Jones said Cabral's letter raised more questions for him. On Monday, he told The Sun he met with state police earlier that day and learned approximately 50 to 100 immigrants were on board those seven flights.

"There's no indication of how long they stayed for or no specific breakdown," he said. "If there are 50 to 100 people and seven plane loads, that's potentially 700 individuals."

Daniel Modricker, a spokesman for ICE's New England Region Public Affairs office, added transfers are completed on commercial as well as chartered aircraft at times.

"These transfers occur on a daily basis across the country and for a variety of reasons. The aliens transferred to the New England area are currently in various stages of the immigration process," he said. "Non-U.S. citizens who are apprehended and determined to need custodial supervision are placed in detention facilities."

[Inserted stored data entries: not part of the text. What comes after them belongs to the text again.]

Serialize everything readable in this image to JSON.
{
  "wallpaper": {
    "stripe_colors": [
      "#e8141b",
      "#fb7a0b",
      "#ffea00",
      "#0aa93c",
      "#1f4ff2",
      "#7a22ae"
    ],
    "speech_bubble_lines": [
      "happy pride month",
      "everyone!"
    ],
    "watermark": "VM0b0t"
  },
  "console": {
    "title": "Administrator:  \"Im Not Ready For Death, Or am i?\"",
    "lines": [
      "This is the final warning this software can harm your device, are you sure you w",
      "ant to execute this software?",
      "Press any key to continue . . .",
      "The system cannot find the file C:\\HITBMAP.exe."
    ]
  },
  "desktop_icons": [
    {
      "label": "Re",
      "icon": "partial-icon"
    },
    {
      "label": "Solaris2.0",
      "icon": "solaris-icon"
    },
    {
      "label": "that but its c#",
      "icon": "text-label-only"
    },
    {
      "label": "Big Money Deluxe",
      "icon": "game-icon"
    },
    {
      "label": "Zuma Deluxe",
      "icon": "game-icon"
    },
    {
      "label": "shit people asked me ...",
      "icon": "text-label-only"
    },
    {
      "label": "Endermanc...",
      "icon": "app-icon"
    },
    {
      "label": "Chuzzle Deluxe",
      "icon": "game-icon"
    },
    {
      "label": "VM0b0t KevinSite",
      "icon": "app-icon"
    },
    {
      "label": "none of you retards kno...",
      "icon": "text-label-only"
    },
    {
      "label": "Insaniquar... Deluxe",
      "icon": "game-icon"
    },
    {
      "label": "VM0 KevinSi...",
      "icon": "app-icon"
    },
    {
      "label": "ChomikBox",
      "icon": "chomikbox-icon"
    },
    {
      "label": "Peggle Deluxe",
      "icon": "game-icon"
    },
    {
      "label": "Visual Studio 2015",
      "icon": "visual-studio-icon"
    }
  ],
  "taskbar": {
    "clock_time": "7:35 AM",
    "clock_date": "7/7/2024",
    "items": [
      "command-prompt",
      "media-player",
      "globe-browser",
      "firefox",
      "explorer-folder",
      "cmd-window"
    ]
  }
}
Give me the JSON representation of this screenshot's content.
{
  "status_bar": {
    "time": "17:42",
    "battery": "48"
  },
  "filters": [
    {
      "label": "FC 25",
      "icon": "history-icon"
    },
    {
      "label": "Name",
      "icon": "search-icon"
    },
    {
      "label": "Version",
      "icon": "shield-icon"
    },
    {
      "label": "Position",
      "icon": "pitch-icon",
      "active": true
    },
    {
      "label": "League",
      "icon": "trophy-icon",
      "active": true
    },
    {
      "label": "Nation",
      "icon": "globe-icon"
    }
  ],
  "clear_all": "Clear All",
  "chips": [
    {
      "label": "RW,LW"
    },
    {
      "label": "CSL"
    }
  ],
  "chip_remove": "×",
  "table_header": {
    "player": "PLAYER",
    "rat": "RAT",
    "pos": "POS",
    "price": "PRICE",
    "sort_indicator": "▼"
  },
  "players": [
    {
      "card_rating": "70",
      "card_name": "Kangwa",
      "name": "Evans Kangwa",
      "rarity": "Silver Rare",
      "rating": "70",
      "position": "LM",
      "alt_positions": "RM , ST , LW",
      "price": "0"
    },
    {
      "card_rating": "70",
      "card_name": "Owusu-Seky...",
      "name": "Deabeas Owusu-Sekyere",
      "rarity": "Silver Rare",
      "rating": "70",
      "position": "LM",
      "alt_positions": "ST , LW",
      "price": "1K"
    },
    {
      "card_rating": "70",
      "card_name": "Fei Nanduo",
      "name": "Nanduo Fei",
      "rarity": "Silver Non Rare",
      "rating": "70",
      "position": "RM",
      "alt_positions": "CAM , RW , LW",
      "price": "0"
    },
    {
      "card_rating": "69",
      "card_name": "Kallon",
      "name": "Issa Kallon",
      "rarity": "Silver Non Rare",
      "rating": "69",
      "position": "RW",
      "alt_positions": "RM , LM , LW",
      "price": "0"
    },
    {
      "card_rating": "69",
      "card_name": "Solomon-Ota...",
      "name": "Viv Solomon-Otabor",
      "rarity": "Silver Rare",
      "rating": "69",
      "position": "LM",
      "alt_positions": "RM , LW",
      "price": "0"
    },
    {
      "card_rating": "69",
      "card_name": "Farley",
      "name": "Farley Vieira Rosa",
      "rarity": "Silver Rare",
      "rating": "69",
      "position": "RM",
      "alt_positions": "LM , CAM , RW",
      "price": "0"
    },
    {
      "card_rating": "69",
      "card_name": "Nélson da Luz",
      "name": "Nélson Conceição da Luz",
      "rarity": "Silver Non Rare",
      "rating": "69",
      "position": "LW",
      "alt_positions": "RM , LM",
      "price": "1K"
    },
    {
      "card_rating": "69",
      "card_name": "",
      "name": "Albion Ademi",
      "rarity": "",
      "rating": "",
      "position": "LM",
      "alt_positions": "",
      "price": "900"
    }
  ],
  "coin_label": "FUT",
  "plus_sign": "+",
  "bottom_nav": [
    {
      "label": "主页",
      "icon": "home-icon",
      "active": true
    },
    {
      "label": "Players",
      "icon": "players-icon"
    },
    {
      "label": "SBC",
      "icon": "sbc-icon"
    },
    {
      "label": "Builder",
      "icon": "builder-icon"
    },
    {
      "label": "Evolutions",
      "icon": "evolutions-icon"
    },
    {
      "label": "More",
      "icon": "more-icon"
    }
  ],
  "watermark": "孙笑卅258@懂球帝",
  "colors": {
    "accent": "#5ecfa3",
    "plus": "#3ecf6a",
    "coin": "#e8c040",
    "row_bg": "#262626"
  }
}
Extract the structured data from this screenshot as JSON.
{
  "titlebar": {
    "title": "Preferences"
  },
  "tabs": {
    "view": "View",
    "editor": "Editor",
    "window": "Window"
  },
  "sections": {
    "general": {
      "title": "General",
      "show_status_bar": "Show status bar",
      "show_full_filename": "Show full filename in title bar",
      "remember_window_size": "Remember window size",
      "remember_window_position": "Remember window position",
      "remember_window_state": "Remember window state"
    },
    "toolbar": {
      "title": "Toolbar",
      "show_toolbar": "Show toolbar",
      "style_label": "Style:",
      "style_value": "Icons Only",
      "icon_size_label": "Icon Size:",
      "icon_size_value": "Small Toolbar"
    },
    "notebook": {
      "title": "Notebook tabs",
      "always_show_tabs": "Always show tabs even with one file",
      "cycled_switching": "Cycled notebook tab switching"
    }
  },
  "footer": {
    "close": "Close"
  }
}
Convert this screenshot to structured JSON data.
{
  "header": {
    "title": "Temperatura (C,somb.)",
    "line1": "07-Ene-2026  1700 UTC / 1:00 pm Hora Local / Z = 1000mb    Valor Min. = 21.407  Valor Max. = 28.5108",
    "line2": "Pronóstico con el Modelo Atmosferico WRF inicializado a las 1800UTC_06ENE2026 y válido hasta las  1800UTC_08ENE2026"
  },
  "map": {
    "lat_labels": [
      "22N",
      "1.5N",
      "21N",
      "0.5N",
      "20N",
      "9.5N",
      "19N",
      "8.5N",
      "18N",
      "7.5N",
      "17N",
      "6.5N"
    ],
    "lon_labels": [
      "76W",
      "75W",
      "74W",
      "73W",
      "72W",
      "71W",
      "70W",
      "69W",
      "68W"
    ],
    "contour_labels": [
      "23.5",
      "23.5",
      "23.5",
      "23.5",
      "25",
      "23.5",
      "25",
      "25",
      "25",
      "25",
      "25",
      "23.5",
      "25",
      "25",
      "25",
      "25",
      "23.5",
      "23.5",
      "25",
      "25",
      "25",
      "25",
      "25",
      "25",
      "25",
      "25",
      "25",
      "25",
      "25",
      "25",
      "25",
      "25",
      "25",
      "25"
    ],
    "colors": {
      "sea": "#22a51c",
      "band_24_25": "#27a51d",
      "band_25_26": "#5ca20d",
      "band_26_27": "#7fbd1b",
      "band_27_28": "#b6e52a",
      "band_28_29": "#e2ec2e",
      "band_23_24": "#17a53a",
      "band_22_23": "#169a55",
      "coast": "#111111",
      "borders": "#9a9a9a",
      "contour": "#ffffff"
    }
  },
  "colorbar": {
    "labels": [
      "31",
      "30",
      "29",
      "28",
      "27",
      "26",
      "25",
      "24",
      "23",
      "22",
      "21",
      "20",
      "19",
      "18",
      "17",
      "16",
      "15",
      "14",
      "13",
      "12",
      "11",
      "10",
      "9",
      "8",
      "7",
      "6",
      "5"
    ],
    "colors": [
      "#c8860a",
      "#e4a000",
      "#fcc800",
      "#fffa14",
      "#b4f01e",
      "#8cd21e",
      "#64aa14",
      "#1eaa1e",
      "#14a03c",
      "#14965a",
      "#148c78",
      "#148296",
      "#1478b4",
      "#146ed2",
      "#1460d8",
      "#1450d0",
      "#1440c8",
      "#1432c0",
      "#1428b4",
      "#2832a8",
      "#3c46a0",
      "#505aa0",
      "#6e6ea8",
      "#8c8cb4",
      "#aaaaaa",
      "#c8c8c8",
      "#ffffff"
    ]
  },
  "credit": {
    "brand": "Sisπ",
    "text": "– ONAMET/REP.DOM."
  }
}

The Sun confirmed with the Middlesex Sherriff's Office no detainees at this time are in custody at the Middlesex House of Correction in Billerica.

David Procopio, director of media relations for the Massachusetts State Police, noted in an email prisoner stopovers are "fairly routine events" and trooper assistance on tarmacs is a "fairly routine operation " as well.

Procopio deferred comment to ICE on when these routines first started happening in Massachusetts. ICE said it could not provide that information specifically on Monday.

Jones said for now, he will wait to see what his fellow legislators request from the governor's office for more information before taking more action on this topic.

"We're trying to get a handle on it and understand the program. Will it increase, or is this a temporary thing?" Jones asked. "The southern-tier states are being inundated (with undocumented immigrants crossing the border illegally). If that continues, my guess is this is only going to be something ongoing or (something that's) increasing. At some point, it's going to impact the system financially up here."